Y él contestó que, bueno, tenía que haber algo que ganar: no ibas a jugarte el cuello sólo por la emoción. Eso era lo bueno, hacerlo. Sí, porque él nunca pensaba en eso como, bueno, como un robo. ¿Tenía sentido, todo eso?

– Quiero ir contigo. ¡Sólo una vez, por favor! -imploró Helene.

Durante unas cuantas semanas no quiso ni oír hablar de eso. Después se pasó los siguientes treinta y cinco meses preguntándose cómo podía haber sido tan jodidamente loco. Cuando se lo explicó a Roy, éste le dijo:

– Jesús, te tienes merecido el estar aquí. Has caído simplemente por estúpido.
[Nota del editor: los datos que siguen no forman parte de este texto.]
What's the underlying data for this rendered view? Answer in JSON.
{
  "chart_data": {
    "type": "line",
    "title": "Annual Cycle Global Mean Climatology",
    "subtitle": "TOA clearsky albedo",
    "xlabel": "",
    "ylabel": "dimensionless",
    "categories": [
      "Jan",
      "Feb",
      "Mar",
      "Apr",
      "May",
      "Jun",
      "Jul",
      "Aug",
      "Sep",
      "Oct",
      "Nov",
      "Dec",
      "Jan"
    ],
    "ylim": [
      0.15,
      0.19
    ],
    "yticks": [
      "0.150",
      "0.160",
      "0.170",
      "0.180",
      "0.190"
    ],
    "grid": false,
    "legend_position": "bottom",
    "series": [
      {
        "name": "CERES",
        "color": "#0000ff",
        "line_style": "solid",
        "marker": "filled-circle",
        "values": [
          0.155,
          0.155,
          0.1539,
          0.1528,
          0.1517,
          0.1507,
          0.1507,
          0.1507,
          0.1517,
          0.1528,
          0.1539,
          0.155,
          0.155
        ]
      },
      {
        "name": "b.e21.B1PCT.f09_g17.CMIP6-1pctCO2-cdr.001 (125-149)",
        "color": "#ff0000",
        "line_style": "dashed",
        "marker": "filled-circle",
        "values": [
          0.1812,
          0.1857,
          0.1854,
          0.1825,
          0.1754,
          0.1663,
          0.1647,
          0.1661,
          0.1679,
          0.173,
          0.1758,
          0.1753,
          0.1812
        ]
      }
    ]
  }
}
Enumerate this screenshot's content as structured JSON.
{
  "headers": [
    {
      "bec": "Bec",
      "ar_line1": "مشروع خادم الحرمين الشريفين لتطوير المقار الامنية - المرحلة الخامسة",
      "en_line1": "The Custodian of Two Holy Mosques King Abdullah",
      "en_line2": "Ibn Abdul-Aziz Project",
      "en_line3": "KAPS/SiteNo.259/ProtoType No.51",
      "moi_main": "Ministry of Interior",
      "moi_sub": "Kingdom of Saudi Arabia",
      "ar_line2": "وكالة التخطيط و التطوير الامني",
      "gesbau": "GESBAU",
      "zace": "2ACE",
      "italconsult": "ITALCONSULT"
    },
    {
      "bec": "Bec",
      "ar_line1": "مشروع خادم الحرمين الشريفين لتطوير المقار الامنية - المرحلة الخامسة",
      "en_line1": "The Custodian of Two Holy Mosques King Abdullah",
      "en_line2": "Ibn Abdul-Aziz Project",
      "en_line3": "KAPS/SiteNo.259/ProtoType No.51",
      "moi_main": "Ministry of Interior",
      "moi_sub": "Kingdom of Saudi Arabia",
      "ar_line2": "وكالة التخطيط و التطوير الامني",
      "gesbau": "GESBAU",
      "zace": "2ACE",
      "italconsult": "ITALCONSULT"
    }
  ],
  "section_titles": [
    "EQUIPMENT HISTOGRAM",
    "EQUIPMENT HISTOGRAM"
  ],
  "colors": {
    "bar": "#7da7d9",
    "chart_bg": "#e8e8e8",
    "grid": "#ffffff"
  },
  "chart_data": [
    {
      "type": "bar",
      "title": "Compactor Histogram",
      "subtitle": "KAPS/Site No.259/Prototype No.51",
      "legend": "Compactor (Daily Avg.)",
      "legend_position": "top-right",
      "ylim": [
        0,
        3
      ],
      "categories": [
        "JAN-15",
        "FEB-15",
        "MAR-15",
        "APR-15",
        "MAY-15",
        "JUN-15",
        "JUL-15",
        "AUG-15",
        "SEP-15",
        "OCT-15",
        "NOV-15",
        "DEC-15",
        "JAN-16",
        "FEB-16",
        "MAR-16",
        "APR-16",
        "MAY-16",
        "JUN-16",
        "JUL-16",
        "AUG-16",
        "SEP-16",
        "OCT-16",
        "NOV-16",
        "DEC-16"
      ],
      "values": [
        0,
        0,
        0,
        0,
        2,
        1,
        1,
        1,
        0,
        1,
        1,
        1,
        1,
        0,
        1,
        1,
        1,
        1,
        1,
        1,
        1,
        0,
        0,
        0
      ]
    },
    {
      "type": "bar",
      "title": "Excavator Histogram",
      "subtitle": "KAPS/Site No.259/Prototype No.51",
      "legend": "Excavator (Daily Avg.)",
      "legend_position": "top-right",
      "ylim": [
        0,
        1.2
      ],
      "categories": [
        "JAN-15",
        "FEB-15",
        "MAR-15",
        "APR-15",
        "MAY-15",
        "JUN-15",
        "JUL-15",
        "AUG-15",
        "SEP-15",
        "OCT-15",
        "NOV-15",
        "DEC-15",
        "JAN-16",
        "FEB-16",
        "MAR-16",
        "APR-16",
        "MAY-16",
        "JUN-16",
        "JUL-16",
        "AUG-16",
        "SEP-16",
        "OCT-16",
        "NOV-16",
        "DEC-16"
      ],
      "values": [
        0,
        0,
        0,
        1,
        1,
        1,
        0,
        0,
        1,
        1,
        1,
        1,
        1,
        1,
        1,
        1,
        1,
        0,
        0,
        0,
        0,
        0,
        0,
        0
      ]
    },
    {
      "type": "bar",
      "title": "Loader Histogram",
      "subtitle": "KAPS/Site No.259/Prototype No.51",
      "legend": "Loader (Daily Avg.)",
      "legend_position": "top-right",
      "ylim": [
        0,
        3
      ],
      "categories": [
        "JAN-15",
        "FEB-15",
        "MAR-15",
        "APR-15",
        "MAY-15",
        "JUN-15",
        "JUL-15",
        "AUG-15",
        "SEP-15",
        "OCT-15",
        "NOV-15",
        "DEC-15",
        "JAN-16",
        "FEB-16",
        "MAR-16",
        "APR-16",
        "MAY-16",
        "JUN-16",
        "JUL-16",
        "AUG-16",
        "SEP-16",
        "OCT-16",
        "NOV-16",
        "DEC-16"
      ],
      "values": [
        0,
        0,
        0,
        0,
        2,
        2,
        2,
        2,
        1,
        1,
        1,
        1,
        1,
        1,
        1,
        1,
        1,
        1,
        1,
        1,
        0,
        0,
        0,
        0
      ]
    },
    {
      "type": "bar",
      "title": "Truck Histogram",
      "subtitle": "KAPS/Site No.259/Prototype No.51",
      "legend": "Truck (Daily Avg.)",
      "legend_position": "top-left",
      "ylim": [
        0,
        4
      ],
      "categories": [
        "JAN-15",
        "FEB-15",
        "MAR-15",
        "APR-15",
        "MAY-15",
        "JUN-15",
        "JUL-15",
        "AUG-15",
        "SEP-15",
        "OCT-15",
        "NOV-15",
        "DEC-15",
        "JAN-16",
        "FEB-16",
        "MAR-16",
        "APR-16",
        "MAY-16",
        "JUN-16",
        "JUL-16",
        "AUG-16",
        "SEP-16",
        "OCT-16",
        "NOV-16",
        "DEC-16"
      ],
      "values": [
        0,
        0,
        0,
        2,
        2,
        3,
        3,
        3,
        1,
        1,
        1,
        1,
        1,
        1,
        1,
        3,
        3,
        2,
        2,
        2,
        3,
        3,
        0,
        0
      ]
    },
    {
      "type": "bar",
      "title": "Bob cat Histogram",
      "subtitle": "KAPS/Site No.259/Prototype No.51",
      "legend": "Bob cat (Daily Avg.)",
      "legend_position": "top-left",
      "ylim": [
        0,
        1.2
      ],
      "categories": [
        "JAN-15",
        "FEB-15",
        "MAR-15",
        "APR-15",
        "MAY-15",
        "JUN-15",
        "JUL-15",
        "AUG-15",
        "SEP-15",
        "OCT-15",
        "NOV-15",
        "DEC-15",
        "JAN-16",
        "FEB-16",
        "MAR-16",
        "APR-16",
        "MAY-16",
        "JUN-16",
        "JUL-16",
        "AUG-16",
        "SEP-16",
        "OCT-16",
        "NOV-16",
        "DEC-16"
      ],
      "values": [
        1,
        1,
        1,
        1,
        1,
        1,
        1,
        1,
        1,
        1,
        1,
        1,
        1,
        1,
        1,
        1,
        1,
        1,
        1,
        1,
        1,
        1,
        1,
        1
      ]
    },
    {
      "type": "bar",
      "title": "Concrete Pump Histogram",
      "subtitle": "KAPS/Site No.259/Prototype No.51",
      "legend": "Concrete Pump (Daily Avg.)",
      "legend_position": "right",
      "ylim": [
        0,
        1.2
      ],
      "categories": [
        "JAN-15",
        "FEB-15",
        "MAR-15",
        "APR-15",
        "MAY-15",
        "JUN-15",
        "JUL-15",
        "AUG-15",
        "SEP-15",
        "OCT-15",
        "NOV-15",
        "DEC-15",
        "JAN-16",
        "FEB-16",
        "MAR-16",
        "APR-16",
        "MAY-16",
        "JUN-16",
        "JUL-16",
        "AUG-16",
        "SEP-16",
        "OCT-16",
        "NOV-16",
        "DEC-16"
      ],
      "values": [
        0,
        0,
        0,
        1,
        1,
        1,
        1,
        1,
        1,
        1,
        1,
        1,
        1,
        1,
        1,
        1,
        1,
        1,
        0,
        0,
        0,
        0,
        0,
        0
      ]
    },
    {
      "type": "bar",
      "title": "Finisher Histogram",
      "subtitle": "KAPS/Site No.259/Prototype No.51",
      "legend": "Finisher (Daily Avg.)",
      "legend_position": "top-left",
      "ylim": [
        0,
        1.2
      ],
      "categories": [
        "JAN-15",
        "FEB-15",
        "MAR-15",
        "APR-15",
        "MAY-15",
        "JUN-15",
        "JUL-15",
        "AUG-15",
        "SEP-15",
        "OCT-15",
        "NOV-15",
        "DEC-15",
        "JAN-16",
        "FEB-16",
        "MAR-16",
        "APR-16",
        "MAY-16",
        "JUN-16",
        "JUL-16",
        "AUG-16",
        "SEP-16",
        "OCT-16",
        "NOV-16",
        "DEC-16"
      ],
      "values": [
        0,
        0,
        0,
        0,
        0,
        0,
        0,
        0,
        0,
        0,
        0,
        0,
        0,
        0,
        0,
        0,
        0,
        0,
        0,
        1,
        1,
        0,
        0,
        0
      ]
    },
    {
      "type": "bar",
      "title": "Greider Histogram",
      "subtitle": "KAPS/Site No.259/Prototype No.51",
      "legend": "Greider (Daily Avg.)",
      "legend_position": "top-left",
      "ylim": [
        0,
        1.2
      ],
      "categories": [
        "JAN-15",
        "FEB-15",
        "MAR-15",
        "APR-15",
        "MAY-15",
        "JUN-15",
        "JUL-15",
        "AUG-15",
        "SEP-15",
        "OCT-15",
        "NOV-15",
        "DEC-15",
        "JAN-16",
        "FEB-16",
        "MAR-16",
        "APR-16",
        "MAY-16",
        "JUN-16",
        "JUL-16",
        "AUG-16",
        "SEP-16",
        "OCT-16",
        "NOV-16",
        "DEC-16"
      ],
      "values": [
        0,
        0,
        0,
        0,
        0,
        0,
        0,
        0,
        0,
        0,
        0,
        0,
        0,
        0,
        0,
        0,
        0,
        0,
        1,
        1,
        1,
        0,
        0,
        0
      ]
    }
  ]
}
Entraron en la suite a las tres de la madrugada y ni siquiera había cruzado la sala cuando Helene tropezó con algo y gruñó. «¡Por Dios!», y una voz preguntó desde la cama «¿Quién hay ahí?», y se encendió una luz y huyeron bajando por las escaleras desde la decimoquinta planta, y los agentes de seguridad del hotel les esperaban en el vestíbulo. Jack abrió mucho los ojos y dijo «¿De qué va esto?», haciéndose el sorprendido. «Se están equivocando.» Puso cara de ofendido y dijo: «Nosotros nos alojamos aquí.» Y el tipo de la bata insistió: «Sí, estoy seguro de que son ellos». Jack le dijo a los de seguridad del hotel que ya oirían a su abogado. El único abogado a quien oyeron fue el de Helene, el tipo para quien trabajaba, un abogado especialista en divorcios que no sabía ni una mierda sobre cómo negociar con la justicia en cuestiones de derecho criminal. Pero eso es lo que hizo, meter la nariz, y les ofreció un trato cuando no tenía que haberlo hecho, la inmunidad para Helene si ella declaraba contra Jack Delaney, y los polis del fiscal del distrito pudieron engancharlo. Consiguieron una orden judicial de registro y encontraron sus llaves maestras y un maletín con las iniciales RDB que había robado unos meses antes y que había olvidado que estaba en su lavabo. Querían endosarle los treinta robos cometidos en los dos últimos años, así que Jack y su abogado de Broad Street propusieron su propio trato.